A terceira escola é a universidade pública propriamente dita. Nela, os docentes dedicam-se ao ensino e à pesquisa em tempo integral, dependem inteiramente dos recursos públicos (nos dois sentidos do termo: os orçamentos e os resultados são públicos e publicizados) e destinam a totalidade de seus trabalhos à sociedade, seja formando profissionais de várias áreas, seja formando novos professores, seja publicando suas pesquisas e as de seus estudantes, seja realizando atividades de extensão universitária para profissionais de várias áreas e para atualização de professores de primeiro e segundo graus, seja realizando pesquisas ou participando na formulação e supervisão de projetos e programas sociais para os governos.

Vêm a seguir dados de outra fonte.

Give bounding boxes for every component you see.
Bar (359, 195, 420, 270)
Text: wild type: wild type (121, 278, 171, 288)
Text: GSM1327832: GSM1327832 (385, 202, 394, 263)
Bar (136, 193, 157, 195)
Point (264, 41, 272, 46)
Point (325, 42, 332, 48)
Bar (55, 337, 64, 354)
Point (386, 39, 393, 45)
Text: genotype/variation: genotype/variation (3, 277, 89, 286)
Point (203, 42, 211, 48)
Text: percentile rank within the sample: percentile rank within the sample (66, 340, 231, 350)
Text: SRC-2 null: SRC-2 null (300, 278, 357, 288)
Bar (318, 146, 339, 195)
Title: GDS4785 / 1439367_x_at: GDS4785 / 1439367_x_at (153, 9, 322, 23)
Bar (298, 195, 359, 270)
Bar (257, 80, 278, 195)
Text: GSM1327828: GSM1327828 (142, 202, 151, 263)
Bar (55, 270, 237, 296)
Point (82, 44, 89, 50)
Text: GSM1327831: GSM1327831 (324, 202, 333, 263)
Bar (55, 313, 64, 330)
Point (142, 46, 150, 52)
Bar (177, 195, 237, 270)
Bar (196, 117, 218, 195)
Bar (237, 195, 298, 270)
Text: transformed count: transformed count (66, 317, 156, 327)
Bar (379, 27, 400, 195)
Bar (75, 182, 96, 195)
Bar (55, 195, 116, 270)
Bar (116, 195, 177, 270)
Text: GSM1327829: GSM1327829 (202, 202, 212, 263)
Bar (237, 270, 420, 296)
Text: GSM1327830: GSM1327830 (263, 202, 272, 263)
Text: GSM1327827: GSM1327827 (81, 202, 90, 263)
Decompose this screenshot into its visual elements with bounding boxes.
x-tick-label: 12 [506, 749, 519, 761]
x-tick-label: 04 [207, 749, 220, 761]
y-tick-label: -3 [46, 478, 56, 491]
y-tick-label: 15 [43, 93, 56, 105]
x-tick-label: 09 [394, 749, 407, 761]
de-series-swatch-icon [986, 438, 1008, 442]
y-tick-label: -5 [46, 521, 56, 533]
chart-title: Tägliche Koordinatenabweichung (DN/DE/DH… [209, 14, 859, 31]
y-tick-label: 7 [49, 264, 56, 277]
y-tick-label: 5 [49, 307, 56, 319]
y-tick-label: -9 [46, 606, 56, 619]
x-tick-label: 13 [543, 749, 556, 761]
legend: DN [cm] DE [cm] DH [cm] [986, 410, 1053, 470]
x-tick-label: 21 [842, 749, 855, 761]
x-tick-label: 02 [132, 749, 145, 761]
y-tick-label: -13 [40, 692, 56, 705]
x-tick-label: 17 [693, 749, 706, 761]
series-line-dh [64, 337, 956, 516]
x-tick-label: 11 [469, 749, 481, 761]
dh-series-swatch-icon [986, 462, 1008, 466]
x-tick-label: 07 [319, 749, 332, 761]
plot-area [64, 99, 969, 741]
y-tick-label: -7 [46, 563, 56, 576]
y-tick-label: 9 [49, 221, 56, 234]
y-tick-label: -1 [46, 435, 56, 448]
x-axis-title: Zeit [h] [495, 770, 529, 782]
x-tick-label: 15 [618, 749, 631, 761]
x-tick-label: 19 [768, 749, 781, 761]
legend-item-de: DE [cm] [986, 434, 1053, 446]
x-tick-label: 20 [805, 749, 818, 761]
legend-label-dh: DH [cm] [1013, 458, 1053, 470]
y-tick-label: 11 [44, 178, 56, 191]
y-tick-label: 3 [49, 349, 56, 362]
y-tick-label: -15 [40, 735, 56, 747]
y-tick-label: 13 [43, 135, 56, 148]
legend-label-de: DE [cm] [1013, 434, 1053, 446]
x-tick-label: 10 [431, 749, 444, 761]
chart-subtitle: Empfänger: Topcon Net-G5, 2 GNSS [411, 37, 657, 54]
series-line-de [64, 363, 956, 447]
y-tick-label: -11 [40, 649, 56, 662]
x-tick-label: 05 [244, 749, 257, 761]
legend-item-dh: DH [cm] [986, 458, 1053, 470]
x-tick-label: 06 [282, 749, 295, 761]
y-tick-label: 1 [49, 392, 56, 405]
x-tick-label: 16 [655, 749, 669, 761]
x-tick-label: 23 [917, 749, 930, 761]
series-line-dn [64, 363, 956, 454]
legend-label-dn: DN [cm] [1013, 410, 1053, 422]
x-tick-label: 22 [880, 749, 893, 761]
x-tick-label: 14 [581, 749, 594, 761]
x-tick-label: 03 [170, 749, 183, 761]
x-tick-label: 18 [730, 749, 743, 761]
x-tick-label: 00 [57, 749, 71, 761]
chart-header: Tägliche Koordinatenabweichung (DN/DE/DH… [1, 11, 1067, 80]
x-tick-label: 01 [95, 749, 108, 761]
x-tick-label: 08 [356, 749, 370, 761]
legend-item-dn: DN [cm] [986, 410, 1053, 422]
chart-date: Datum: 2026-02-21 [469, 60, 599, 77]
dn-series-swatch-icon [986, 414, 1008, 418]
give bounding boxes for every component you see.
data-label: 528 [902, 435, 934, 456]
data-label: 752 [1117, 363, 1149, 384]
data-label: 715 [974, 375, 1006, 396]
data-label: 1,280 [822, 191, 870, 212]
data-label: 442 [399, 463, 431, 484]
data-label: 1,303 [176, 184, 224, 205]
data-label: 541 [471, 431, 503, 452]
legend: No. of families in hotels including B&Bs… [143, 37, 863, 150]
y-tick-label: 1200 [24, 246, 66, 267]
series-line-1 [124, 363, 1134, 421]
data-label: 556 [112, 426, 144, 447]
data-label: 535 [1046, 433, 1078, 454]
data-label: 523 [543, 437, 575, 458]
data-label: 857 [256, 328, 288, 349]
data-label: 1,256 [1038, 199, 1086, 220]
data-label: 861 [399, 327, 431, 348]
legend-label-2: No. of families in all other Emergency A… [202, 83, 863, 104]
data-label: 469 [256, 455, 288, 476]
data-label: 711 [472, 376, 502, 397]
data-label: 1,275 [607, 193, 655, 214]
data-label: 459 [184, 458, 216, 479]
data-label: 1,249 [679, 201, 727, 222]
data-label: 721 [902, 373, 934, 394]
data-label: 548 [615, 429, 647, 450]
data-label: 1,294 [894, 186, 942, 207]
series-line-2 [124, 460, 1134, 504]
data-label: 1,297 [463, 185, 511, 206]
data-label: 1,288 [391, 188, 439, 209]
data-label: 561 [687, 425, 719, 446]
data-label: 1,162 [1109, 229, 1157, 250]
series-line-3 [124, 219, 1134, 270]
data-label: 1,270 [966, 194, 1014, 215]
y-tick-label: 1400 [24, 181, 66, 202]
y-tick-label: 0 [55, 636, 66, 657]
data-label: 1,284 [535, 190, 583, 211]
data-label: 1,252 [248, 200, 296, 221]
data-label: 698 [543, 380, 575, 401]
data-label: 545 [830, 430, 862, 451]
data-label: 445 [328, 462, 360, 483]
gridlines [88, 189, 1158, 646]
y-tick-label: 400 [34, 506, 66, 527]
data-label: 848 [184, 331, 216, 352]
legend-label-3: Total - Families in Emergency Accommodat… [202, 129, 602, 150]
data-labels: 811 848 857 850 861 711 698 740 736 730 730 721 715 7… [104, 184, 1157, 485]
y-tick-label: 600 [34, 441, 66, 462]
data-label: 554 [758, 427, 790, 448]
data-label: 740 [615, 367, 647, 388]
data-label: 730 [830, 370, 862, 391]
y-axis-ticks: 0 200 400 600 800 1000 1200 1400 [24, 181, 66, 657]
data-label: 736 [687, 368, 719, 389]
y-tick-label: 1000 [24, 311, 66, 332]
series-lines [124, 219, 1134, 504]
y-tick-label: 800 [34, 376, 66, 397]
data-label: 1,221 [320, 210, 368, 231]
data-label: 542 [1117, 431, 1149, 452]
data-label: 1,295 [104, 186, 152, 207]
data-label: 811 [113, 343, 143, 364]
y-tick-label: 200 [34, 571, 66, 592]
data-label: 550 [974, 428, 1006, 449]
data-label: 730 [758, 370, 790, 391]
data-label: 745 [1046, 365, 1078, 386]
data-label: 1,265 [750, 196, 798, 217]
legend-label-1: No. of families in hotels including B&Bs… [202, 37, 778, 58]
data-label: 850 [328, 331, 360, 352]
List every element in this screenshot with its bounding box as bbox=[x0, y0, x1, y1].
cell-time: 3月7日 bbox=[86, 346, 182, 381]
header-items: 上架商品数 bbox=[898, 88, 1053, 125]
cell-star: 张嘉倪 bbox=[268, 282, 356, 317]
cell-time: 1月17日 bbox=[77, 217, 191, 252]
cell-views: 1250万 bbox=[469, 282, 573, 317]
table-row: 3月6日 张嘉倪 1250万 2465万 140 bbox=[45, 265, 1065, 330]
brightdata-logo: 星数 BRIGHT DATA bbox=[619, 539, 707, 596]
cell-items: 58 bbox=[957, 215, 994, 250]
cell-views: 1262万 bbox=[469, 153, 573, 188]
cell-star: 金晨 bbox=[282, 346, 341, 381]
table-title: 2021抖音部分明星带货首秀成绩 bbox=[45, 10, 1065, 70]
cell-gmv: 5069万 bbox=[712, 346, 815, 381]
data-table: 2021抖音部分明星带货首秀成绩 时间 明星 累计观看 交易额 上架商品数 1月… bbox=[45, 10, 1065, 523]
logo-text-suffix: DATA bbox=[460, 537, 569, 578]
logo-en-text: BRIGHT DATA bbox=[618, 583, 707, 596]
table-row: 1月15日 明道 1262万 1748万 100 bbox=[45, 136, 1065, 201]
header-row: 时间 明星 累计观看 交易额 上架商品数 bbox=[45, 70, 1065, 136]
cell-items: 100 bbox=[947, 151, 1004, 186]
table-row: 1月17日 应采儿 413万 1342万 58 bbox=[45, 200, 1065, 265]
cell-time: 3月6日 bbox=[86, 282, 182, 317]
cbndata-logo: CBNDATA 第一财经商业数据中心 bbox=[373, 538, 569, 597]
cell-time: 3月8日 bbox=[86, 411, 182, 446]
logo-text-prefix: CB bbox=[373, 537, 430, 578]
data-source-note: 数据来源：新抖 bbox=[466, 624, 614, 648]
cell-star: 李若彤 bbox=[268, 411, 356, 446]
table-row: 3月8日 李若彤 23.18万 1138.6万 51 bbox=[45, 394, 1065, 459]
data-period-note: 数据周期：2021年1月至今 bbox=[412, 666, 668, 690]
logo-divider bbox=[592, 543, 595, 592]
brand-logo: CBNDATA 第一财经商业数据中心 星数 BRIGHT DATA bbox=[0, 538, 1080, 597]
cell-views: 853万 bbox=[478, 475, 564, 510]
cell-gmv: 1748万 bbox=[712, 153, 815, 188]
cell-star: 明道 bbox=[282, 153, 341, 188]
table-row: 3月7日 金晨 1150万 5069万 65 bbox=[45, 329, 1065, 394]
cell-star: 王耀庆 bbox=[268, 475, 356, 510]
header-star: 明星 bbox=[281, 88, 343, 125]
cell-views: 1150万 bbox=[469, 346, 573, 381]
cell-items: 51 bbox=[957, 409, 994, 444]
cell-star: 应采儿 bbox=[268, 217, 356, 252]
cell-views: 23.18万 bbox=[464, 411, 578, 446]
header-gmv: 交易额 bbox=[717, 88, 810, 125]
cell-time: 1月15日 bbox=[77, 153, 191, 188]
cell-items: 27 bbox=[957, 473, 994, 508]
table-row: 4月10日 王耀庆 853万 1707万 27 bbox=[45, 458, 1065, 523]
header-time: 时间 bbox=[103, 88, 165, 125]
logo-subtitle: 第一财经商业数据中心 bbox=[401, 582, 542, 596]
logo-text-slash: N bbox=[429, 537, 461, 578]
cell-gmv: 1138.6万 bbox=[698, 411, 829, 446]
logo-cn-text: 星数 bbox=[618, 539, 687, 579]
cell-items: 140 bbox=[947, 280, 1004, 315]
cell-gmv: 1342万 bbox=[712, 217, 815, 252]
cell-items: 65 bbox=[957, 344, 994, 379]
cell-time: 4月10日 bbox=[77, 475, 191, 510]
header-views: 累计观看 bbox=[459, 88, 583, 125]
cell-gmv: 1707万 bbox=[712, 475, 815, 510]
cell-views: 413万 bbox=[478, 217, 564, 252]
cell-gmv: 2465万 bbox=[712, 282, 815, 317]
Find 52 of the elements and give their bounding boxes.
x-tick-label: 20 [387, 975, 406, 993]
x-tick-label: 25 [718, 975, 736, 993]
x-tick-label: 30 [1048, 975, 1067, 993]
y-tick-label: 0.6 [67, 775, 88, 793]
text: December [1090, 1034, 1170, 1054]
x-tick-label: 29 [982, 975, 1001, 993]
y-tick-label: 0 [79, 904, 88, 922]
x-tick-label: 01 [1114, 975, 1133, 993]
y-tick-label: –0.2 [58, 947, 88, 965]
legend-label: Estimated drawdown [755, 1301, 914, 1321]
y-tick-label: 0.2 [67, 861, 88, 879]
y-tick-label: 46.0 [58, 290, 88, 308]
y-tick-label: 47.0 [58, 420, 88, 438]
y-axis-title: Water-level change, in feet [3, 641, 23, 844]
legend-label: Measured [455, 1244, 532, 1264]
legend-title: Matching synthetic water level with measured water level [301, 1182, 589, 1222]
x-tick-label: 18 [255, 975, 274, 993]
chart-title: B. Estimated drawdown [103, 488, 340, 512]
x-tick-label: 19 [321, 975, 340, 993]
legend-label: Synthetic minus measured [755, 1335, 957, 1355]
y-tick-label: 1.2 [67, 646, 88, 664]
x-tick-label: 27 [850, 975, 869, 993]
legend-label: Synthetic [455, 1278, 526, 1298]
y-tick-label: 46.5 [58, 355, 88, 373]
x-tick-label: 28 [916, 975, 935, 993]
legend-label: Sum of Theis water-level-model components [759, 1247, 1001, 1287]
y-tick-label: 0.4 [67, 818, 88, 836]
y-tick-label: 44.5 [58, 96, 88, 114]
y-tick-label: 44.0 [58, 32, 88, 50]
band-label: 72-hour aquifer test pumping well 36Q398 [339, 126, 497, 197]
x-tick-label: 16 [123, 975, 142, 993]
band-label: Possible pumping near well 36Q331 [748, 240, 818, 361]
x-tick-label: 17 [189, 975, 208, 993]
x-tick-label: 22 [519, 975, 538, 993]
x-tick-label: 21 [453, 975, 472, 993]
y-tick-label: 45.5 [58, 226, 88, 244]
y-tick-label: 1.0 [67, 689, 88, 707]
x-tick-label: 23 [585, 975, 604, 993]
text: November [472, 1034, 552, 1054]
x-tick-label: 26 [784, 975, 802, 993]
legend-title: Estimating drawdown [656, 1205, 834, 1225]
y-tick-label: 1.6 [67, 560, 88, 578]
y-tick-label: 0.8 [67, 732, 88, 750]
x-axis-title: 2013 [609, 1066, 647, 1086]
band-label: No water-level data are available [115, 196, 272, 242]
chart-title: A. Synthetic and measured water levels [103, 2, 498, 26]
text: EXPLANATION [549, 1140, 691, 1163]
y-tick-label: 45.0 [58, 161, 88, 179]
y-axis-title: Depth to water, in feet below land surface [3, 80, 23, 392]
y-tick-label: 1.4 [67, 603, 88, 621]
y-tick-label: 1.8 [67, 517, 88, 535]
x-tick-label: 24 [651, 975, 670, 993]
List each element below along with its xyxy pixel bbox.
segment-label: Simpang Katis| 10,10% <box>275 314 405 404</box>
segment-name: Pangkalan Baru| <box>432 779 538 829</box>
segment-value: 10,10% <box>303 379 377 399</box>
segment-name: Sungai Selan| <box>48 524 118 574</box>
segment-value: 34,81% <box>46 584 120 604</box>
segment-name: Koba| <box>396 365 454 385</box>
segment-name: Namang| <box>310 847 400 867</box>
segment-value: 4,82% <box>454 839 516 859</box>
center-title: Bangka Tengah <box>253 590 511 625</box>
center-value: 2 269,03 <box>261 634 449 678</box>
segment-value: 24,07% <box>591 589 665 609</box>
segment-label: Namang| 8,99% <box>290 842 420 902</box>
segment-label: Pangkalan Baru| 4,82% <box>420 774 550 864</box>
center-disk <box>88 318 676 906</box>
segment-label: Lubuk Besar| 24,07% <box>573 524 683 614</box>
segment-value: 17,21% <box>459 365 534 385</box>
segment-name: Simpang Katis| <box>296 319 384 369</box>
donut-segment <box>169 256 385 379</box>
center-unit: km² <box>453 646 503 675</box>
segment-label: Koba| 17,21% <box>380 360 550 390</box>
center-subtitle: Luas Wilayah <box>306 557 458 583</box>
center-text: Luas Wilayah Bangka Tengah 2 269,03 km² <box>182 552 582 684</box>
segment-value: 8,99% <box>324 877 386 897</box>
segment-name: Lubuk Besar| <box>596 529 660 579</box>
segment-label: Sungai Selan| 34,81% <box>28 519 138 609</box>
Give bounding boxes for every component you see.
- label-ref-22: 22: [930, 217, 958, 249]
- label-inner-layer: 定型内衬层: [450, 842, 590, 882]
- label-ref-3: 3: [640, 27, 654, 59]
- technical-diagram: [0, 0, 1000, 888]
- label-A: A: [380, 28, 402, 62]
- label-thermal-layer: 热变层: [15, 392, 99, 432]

Esta terceira escola é aquela que mantém um vínculo interno entre docência e pesquisa, portanto, entre formação e criação, conhecimento e pensamento, realizando as pesquisas fundamentais, ou seja, as de longo prazo, independentes, que acarretam aumento de saber, mudanças no pensamento, descobertas de novos objetos de conhecimento e novos campos de investigação, reflexões críticas sobre a ciência, as humanidades e as artes, e compreensão-interpretação das realidades históricas. Esta terceira escola foi a que nasceu com o nome de Faculdade de Filosofia, Ciências e Letras e, no documento de Simão Mathias, punha-se como coração da Universidade de São Paulo.

Quando confrontamos, de um lado, essa situação institucional e o documento de Simão Mathias e, de outro, os debates do final dos anos 70, é fantástico perceber que, atualmente, a USP concretiza tudo quanto foi combatido durante quase três decênios! Nos idos de 67, a discussão se fazia entre a escola de prestígio e a de docência-pesquisa, ou na linguagem do professor Mathias, entre as escolas profissionalizantes e a universidade propriamente dita. Por seu turno, nas discussões do final dos anos 70, já estava na pauta o problema das fundações operando como complementação salarial e com autonomia face à universidade. No vocabulário de 1970, o fenômeno era designado, por seus defensores, como desburocratização e agilização da universidade, e por seus opositores, como uso da universidade pública pela classe dominante.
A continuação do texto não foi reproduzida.